On aurait vraiment tort de penser que la musique de Tony Dallas Reed, et donc de Stone Axe, se résume à un simple effeuillage de nos albums préférés un après-midi de dimanche pluvieux. Après dix ans de Mos Generator, T. Reed admet l'évidence : lui, le guitariste précis et multi-instrumentiste qu'il est devenu a les deux pieds coulés dans un socle blues-rock des années 70, et cela ne sert à rien de se le cacher. Fort de deux albums, Stone Axe (2009) et Stone Axe II (2010), ce groupe qui enregistre à deux et qui joue parfois à quatre, est un régal pour l'âme. Même si cette couleur musicale, ce phrasé de guitare ou cette lourdeur de batterie vous évoquent inévitablement quelque chose, ce groupe (hybride quelque fois) n'est pas là que "to pay tribute". La petite conversation que j'ai échangée avec T. Reed m'amène à croire qu’un certain nombre d'entre nous auraient adoré être une souris, planquée au fond de son studio d'enregistrement, au moment où ce sorcier du son, bascule le switch sur "Power On".

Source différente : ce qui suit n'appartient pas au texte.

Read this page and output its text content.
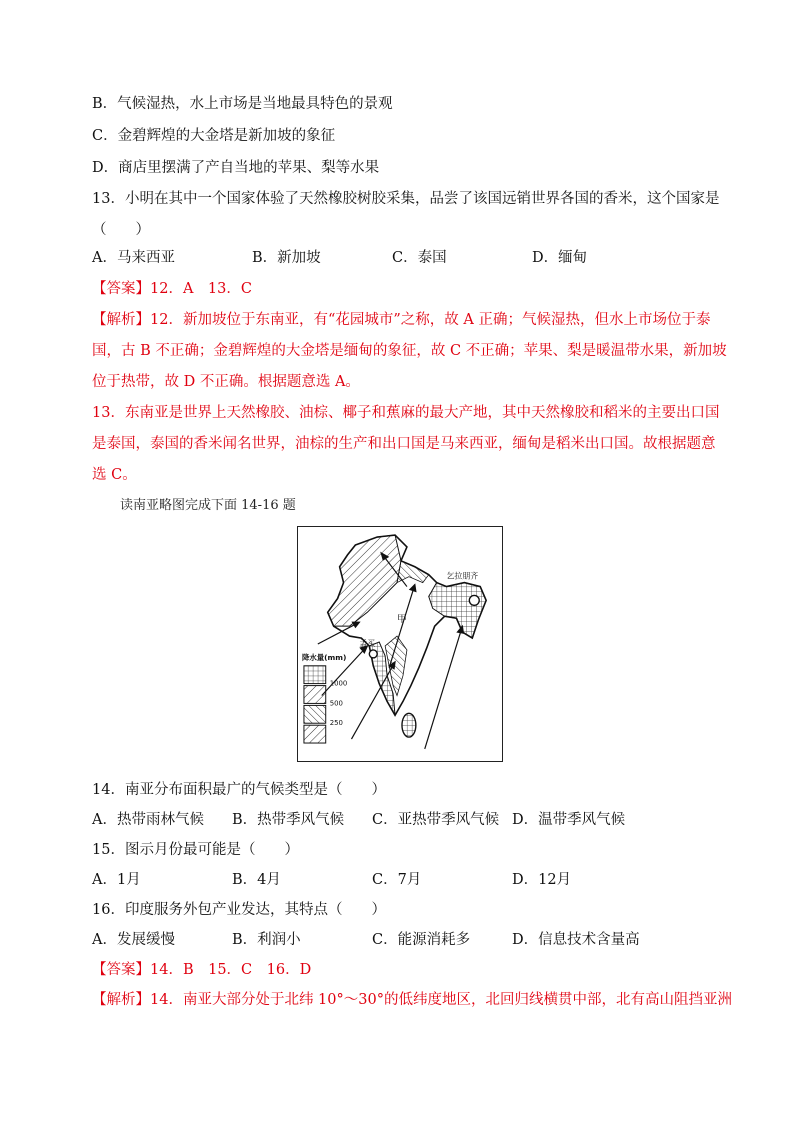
B．气候湿热，水上市场是当地最具特色的景观
C．金碧辉煌的大金塔是新加坡的象征
D．商店里摆满了产自当地的苹果、梨等水果
13．小明在其中一个国家体验了天然橡胶树胶采集，品尝了该国远销世界各国的香米，这个国家是
（　　）
A．马来西亚	B．新加坡	C．泰国	D．缅甸
【答案】12．A　13．C
【解析】12．新加坡位于东南亚，有“花园城市”之称，故 A 正确；气候湿热，但水上市场位于泰
国，古 B 不正确；金碧辉煌的大金塔是缅甸的象征，故 C 不正确；苹果、梨是暖温带水果，新加坡
位于热带，故 D 不正确。根据题意选 A。
13．东南亚是世界上天然橡胶、油棕、椰子和蕉麻的最大产地，其中天然橡胶和稻米的主要出口国
是泰国，泰国的香米闻名世界，油棕的生产和出口国是马来西亚，缅甸是稻米出口国。故根据题意
选 C。
读南亚略图完成下面 14-16 题
乞拉朋齐
孟买
甲
降水量(mm)
1000
500
250
14．南亚分布面积最广的气候类型是（　　）
A．热带雨林气候	B．热带季风气候	C．亚热带季风气候 D．温带季风气候
15．图示月份最可能是（　　）
A．1月	B．4月	C．7月	D．12月
16．印度服务外包产业发达，其特点（　　）
A．发展缓慢	B．利润小	C．能源消耗多	D．信息技术含量高
【答案】14．B　15．C　16．D
【解析】14．南亚大部分处于北纬 10°～30°的低纬度地区，北回归线横贯中部，北有高山阻挡亚洲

Tony, je suis ravi que l’on puisse enfin faire plus ample connaissance. Je t’avoue que, depuis cinq mois, tu as occupé pas mal mes pensées. Alors d’où viens-tu, et parles moi un peu de ton parcours et de Stone Axe.

– On vient d’une ville qui s’appelle Port Orchard dans la région de Seattle. Dru Brinkeroff et moi nous nous connaissons depuis une dizaine d’années ; j’ai produit un certains nombres de groupes dans lesquels il était notamment The Swinos, et de mon coté j’ai joué à peu prés dix ans aussi avec Mos Generator. J’avais envie de le faire venir dans ce projet « Stone Axe » parce que je pense que sa voix collerait parfaitement bien Tony Dallas Reed - Stone Axeà ce que je voulais faire.

 

A ce propos si j’ai bien compris, toi et Dru, vous jouez de tous les instruments sur ce premier album : claviers, basse, batterie ? Et le résultat est hallucinant !
– J’ai toujours travaillé de mon coté, sur des démos, et cette fois là je voulais vraiment en faire quelque chose. J’ai choisi un titre que j’ai confié à Dru et le résultat a été magnifique. On est allé jusqu’au bout et là avons eu une proposition de Roadburn Records pour réaliser un titre et après l’album complet. Sur le premier album, Stone Axe, et le tout dernier, Stone Axe II, je joue de tous les instruments et Dru fait les vocaux. Mykey Haslip et Mike DuPont jouent sur quelques titres mais majoritairement c’est moi ; j’enregistre toujours seul et ensuite on les apprend à deux ou à quatre. Les titres ne sont jamais joués en live avant de sortir sur album.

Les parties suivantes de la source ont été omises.